Village Matters

Sunbury Matters Awakens the Past

Far away, in a second hand bookshop in Cornwall a volunteer was sorting through donations when she came upon a dedication in a more unusual book. “To Our Dearest Daughter Daphne”. As has become more common in recent years, someone had taken the trouble to write out a family story for future generations.

But this was not just any family story. It was beautifully bound with a special cover. This was a love story and a tragedy of a war time romance.

The volunteer felt compelled to find out more.

As you do, she got on to the internet and did some searches. She had a subscription to Ancestry.com so began there. That lead her to a member of the family who lives in Australia and who in turn started her own research. Amazingly she found the missing connection through none other than Sunbury Matters. In 2015 I had written an article on the 75th anniversary of the mass rescue from the Dunkirk beaches by the so called ‘Little Ships’.

I had become aware of a very personal interest from a local, whose father was one of the lucky ones rescued. The article I wrote referenced that personal story. It was about Captain Leonard Gordon McDowell of the Middlesex Regiment and the reader is local artist Daphne Clement… “our dearest daughter Daphne”.

The Cornish volunteer had been taken by the book and had found herself drawn into its narrative, reading it from cover to cover in a matter of days. Armed with the new contact information, she sent an email to Daphne:

“My name is Christine and I am a volunteer at the second hand bookshop of a National Trust property called Trelissick in Feock Cornwall. Recently we came across your mother’s book ‘Beyond Our Stars’.  It was obviously donated, but unfortunately we have no idea by whom or indeed when…Now the thing is that we would like to return the book to you, if indeed you would wish us to do so.”

Daphne was flabbergasted and called me straight away. What a story!

Although we have not yet discovered who donated this treasured heirloom, it has brought together several branches of the family. But the book itself is also an unequivocal story of the effect the second world war had at a very personal level as it is based on letters between two sweethearts. Daphne’s mother Joan met Leonard McDowell in 1939. During the turmoil of the war years they married and baby Daphne arrived in 1943. Captain McDowell was killed in June 1944, unaware that his wife was expecting a second baby.
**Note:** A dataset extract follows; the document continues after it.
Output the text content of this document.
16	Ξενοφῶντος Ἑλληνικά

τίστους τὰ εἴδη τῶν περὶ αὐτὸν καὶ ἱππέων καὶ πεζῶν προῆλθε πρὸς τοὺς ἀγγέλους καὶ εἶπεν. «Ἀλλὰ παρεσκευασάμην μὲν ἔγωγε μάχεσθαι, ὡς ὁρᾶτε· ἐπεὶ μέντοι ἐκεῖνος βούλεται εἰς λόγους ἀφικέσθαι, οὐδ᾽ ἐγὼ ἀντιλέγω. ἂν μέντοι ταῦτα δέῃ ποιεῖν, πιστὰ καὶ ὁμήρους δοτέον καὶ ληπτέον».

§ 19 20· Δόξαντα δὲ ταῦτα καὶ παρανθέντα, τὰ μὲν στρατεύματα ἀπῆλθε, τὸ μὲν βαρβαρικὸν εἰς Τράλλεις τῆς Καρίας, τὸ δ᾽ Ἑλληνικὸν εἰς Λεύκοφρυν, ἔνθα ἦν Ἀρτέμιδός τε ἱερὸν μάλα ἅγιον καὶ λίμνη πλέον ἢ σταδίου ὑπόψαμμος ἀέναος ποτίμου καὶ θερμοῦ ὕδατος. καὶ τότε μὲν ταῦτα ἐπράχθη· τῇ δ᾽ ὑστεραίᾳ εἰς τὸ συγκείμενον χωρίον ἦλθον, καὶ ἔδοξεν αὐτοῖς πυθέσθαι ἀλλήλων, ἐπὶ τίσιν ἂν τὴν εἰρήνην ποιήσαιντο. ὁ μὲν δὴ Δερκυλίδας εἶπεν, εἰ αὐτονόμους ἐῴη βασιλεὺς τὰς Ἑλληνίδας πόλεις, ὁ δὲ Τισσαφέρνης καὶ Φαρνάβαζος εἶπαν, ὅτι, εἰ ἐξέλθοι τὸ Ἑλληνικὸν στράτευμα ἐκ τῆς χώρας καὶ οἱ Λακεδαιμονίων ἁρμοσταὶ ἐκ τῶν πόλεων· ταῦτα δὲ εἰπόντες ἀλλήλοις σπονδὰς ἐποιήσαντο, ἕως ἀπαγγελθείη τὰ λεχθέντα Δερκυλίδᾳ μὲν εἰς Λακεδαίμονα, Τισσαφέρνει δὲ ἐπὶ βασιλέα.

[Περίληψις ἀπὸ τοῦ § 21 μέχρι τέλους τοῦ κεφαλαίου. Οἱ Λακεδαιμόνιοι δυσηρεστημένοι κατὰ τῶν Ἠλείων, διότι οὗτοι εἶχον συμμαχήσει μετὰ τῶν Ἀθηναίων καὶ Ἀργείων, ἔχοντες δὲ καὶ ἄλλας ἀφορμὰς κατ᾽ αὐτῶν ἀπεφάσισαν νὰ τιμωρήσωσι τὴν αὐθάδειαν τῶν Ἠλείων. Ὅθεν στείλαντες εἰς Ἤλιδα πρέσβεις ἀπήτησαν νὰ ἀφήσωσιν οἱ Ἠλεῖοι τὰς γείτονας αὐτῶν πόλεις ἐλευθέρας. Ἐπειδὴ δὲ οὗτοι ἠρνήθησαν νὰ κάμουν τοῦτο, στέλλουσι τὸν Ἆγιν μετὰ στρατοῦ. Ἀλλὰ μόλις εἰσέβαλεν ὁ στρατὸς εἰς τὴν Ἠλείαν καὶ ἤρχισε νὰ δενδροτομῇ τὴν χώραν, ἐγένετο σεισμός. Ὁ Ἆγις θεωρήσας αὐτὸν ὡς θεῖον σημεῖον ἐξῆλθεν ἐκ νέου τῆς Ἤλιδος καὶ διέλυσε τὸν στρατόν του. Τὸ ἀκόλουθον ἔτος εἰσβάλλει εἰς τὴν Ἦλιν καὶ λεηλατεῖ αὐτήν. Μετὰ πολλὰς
I am honoured to have read the book ‘Beyond Our Stars’ which was written by Joan in 1989. She had never been able to speak about her husband to her children. It was too painful and it took great courage to finally put pen to paper and write the tragic story. It is a story of deep love set against the backdrop of war time worries and army training in the build up to the D Day landings.

Remembrance Day this year held special significance as I thought about Joan and Len and their immense dedication to each other and excitement about their future which was so cruelly cut short.